A new rule set forth by the Florida Supreme Court last year altered the manner in which attorneys have been serving court papers by requiring service by electronic mail, or “e-mail." Although the rule is fairly straight forward, this attorney has noticed that the majority of e-served documents received do not fully comply with the rule’s stringent requirements. So, let us review this new rule and see if we cannot clear up some of the most common mistakes in e-mail service.

On June 21, 2012, the Florida Supreme Court issued an opinion which announced the new requirement for service by e-mail to be implemented in the coming months. Multiple later opinions revised the requirements for e-mail service to allow additional time for some parties to come into compliance without excessive expense or difficulty. The most current opinion, dated October 18, 2012, lays out the who and when aspects of compliance with the new rule as well as the current language.
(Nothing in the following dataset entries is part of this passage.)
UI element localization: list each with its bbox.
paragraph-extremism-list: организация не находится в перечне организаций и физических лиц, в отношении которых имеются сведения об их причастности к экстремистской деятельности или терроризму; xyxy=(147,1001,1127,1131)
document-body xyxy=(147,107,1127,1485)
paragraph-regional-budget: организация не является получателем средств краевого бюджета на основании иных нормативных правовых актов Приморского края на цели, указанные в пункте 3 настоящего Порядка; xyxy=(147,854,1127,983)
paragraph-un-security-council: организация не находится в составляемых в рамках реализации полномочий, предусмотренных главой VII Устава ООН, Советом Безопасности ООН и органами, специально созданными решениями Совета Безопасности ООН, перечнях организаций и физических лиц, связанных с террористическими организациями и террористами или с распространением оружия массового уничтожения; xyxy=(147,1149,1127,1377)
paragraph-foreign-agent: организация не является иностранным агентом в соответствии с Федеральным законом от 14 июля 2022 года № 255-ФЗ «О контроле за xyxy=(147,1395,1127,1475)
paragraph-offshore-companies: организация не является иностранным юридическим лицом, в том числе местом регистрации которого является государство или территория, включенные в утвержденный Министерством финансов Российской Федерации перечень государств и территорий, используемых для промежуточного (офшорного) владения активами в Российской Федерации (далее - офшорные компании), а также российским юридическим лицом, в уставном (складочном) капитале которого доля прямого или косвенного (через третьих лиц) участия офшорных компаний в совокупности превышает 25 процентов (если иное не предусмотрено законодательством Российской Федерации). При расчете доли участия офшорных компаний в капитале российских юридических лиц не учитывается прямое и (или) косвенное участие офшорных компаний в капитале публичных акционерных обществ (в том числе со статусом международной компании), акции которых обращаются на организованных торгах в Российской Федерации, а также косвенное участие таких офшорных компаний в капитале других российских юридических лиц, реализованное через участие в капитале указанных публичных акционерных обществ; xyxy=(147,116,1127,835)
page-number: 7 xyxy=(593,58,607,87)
All attorneys practicing in the civil, probate, small claims and family law divisions of the trial courts, and all appellate cases, must begin e-serving all court papers required to be served beginning on September 1, 2012. In re: Amendments to the Florida Rules of Judicial Administration, the Florida Rules of Civil Procedure, the Florida Rules of Criminal Procedure, the Florida Probate Rules, the Florida Rules of Traffic Court, the Florida Small Claims Rules, the Florida Rules of Juvenile Procedure, the Florida Rules of Appellate Procedure, and the Florida Family Law Rules of Procedure – E-mail Service Rule, 2012 WL 4936305, 3 (Fla.). The most recent change to the rule is that attorneys practicing in the criminal, traffic and juvenile divisions of the trial courts may elect to begin e-service on September 1, 2012, but are not required to do so until October 1, 2013 when electronic filing becomes mandatory. Id. So, for any civil litigation attorneys out there, you are absolutely required to e-mail serve all court papers that require service, with a few exceptions of course. Failure to comply with this rule could result in the opposing party contesting proper service or moving to strike filings that were not properly served by e-mail.